Het is nu misschien lastig voor te stellen, maar aan het eind van de jaren 80 en het begin van de jaren 90 domineerde McLaren-Honda en in die tijd behaalde Senna zijn drie wereldtitels. In het begin van de jaren 90 veranderde dat. In 1991 had Williams al de snelste auto en haalde Senna de titel op zijn tandvlees binnen, maar in 1992 stond hij volkomen machteloos tegen Mansell, die met overmacht het kampioenschap won.

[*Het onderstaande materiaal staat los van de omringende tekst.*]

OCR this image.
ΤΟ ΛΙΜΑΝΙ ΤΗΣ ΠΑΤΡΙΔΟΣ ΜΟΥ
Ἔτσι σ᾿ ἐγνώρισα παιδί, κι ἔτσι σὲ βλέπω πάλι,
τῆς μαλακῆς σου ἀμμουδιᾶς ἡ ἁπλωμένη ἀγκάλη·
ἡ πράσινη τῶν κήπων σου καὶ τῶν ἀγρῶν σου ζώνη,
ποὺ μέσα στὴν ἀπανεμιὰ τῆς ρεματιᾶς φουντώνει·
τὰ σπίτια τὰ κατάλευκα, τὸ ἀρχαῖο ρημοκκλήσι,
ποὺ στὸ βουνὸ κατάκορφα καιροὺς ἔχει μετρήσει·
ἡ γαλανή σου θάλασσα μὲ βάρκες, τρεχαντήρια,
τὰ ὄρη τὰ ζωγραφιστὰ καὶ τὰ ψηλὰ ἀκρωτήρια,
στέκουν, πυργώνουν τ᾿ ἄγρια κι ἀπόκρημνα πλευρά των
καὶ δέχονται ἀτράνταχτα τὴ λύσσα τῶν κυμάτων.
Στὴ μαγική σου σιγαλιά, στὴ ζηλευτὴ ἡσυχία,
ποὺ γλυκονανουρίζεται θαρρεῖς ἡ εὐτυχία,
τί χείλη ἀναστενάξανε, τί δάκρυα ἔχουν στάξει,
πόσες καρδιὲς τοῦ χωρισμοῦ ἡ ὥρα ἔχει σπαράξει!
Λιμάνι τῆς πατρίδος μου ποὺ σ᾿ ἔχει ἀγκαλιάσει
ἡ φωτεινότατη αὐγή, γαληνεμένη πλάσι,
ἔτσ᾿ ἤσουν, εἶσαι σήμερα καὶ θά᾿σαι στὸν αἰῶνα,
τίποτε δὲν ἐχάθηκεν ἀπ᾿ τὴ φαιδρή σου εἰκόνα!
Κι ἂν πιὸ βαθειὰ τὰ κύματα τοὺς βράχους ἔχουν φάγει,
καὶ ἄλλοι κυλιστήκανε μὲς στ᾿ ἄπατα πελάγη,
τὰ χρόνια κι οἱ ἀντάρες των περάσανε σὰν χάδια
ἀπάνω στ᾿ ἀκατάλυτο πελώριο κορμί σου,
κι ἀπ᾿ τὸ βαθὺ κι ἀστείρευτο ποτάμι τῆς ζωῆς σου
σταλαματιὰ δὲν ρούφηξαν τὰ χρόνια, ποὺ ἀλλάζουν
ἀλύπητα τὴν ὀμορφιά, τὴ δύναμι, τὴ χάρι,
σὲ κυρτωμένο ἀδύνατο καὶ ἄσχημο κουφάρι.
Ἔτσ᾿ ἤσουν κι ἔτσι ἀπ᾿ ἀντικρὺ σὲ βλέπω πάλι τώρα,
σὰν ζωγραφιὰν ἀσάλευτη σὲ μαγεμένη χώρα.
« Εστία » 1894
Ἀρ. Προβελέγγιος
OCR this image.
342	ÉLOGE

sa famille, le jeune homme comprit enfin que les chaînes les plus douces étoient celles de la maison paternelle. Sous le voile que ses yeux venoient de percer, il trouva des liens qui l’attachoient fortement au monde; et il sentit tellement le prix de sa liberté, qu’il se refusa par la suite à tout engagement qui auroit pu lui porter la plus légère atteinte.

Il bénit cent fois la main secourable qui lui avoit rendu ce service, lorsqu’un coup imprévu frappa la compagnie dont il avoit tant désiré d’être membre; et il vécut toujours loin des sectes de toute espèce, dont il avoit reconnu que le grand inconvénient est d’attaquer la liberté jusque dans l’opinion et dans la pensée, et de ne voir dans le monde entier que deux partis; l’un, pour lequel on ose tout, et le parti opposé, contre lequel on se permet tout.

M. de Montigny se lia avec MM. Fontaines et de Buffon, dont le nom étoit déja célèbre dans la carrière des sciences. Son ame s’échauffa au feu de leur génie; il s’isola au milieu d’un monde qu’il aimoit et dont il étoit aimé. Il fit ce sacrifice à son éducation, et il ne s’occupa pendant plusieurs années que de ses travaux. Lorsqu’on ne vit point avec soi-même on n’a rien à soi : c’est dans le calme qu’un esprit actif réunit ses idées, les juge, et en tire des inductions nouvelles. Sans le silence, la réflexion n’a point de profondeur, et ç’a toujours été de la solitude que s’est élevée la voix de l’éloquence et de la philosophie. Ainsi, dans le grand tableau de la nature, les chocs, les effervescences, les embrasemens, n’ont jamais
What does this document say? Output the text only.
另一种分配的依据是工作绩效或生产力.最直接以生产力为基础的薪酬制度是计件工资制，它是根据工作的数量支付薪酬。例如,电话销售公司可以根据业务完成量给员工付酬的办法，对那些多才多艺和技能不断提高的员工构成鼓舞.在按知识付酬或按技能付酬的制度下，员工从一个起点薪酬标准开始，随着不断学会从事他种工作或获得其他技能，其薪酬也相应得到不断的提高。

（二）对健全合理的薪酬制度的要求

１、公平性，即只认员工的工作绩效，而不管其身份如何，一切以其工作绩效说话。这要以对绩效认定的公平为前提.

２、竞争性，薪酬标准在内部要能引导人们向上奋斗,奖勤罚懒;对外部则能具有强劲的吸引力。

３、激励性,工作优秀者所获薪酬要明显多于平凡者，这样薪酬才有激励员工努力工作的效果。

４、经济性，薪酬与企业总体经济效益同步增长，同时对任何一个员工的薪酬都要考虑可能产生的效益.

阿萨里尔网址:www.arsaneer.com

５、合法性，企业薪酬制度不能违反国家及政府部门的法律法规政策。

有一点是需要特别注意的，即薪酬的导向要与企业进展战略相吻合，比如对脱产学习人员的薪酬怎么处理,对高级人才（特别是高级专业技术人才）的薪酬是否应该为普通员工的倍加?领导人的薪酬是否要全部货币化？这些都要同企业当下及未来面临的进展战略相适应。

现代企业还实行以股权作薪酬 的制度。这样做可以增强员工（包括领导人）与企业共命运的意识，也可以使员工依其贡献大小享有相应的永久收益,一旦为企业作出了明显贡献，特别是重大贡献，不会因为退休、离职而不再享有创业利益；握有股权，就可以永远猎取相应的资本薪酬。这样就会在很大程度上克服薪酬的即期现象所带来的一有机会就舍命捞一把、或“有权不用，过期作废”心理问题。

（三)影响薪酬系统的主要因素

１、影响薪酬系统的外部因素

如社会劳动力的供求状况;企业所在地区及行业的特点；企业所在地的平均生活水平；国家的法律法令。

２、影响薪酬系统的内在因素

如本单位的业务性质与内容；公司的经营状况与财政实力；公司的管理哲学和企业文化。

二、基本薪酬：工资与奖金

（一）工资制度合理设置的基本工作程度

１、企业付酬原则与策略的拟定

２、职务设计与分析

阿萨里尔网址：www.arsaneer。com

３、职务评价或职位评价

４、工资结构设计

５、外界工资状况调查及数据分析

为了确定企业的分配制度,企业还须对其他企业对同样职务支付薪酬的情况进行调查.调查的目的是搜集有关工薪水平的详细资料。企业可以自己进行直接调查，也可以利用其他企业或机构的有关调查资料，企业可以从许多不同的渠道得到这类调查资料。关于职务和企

Senna wilde twee dingen: naar Williams en dat de elektronische snufjes die de Williams zo dominant maakten werden verboden. Die wensen werden in 1994 ingewilligd. Van tevoren twijfelde niemand eraan dat Senna de titel op zijn sloffen zou binnenhalen, maar zonder technologische snufjes was de Williams bijna onbestuurbaar en na twee uitvalbeurten zag de wereld er heel anders uit. In San Marino moest de omslag maar komen. Senna lag aan de leiding toen hij in de zevende ronde om onopgehelderde redenen rechtdoor schoot in de Tamburello. De rest is geschiedenis.

Michael Schumacher (van Benetton naar Ferrari; 1996)
Verwachting: ★ ★ ★ ☆ ☆
Resultaat: ★ ★ ★ ★ ☆

Toen Schumacher in 1995 zijn tweede wereldtitel op rij pakte, had hij wel zin in een nieuwe uitdaging, dus verkaste hij naar Ferrari. De Italiaanse renstal had al jaren geen prijzen meer gepakt en hoopte met Schumacher de weg naar boven weer te vinden.

Aanvankelijk lukte dat nog niet echt. De Ferrari was niet alleen traag, maar ook nog enorm onbetrouwbaar. Schumachers riante salaris werd dan ook spottend smartengeld genoemd. Toch won hij nog drie races in 1996. Het jaar erop was de auto beter en deed hij een gooi naar de titel, om in de laatste race zijn eigen glazen in te smijten. In 1998 gooide een klapband roet in het eten en in 1999 brak hij halverwege het seizoen zijn been. Pas in 2000 kwam dan eindelijk de titel, maar daarna ging het hard. Eind 2004 had hij zijn vijfde en laatste Ferrari-titel binnen, waarmee hij zijn totaal op zeven titels bracht.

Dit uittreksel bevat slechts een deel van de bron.